It's Turningshaw Farm - lady is Lynne Thomson, she's on Facebook.


----------



## Borntobeaprincess (20 August 2014)

Hey I keep my horses at Fordbank
Livery depends on what height the horse or pony is, but if it's a horse assisted livery starts at £65 per week, that includes stable, grazing, use of arenas and no additional charge for floodlights, all bedding and haylage. Also turnout and bring in 7 days a week, putting in haynets and breakfasts/dinners and holding for the farrier, vet etc.
I love it there.
I think they changed the phone number recently, so it's not the same one on the advertising board outside. Best thing to do would be to pop in, they have a late night on a Thursday until 7 or 8? and are staffed 7 days a week between 9-5. Or if you want I can message you the new number.... If I can figure out how to do that &#128514;


----------



## Brightbay (20 August 2014)

Probably also worth speaking to Sue at Wellstrand - I think their turnout is probably better than Fordbank (I pass Fordbank's on the train twice a day and even in the summer there never seem to be many horses out - I would imagine it's even more restricted in winter). Wellstrand have a Facebook page with contact details


----------



## Borntobeaprincess (21 August 2014)

Horses get turned out every day, summer and winter at Fordbank. There isn't a huge amount of grazing but it's well managed. The field you see on the train is the riding school ponies field, the school ponies go out at night and come in during the day, then the yard owner puts her horses out in that field for a few hours during the day, that's why there are only a couple out.

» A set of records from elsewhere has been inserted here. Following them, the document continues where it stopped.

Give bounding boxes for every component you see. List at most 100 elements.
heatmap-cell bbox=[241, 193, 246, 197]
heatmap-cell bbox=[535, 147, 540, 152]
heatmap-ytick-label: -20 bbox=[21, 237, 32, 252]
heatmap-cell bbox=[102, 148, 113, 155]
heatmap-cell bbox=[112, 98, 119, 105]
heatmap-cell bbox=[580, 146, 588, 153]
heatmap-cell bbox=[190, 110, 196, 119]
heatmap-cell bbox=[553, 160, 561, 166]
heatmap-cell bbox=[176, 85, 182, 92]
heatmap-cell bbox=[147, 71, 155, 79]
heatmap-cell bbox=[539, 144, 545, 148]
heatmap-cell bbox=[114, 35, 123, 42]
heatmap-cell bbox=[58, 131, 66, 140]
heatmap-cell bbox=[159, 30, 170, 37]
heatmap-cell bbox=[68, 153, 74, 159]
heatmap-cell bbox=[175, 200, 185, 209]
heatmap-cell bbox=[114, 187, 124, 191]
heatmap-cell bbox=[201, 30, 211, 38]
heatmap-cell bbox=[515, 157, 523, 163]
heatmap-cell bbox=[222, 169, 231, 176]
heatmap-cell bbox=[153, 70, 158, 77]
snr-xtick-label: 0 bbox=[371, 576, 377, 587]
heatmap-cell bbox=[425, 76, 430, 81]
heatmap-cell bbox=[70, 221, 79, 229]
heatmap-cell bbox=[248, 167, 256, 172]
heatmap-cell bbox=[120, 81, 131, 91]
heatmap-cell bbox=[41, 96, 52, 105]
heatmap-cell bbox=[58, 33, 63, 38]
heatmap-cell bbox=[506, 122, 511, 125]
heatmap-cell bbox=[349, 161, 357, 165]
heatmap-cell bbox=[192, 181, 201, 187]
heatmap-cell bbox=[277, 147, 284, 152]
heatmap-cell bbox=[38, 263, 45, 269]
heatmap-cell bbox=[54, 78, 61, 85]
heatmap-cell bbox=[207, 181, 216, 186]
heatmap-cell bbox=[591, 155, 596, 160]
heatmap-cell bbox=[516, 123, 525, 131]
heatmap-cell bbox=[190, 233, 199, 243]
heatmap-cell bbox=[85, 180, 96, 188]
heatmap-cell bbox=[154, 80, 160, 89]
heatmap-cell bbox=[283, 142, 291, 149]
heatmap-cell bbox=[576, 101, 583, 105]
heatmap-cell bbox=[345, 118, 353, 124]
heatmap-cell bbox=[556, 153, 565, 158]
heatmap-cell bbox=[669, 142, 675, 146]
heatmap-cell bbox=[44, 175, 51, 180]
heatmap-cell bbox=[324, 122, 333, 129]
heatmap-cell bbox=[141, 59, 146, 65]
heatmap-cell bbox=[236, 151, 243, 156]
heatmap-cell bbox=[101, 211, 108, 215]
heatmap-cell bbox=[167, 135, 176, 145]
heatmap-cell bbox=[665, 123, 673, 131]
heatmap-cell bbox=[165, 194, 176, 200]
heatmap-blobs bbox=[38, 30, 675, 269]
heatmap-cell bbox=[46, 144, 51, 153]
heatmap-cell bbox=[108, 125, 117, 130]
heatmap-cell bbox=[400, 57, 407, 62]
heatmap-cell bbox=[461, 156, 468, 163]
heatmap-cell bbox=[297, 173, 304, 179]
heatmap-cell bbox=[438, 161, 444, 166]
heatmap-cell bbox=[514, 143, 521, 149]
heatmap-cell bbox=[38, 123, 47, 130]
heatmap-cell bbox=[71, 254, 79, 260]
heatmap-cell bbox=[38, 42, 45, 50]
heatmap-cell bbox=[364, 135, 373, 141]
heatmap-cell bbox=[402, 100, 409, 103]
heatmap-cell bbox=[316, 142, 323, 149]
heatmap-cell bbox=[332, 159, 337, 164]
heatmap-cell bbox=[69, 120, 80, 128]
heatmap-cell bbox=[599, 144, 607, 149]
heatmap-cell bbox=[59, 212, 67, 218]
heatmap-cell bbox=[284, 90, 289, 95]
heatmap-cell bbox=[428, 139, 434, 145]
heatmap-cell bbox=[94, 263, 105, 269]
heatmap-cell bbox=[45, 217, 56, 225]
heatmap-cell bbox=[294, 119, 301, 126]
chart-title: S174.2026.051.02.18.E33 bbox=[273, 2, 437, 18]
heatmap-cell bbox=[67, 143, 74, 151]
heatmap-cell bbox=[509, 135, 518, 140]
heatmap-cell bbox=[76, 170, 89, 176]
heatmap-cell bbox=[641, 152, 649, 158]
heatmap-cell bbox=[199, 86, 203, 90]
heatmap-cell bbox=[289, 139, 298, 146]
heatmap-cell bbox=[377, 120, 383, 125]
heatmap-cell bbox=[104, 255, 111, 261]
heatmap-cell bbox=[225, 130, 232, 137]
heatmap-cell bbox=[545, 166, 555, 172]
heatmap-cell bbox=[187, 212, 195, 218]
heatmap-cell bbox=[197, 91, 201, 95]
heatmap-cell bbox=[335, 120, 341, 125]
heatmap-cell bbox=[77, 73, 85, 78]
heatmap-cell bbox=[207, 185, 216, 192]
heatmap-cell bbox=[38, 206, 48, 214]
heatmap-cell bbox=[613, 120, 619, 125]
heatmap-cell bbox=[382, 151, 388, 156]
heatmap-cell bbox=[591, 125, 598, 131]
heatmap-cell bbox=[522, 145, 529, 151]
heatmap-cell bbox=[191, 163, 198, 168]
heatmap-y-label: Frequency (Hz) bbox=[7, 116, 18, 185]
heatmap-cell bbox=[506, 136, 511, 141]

My horses are out overnight in the summer and come in during the day to keep them in when flies are bad, and in the winter they are out during the day and in at night.

If it's totally disgusting I ask the staff to keep my horses in, they will put hay and water into them. That's my choice.

Wellstrand does have a lot more grazing than fordbank, so really depends what you are looking for. They don't have the same arena facilities though. Wellstrand is a nice yard, very quiet and ideal if you like hacking out. Personally I like to do a bit if work in the school so opted for the facilities such as the full set of jumps and large outdoor they have at fordbank. 

Both yards have their good points and weaknesses, but wouldn't say anything bad about either if them as I have liveried at both


----------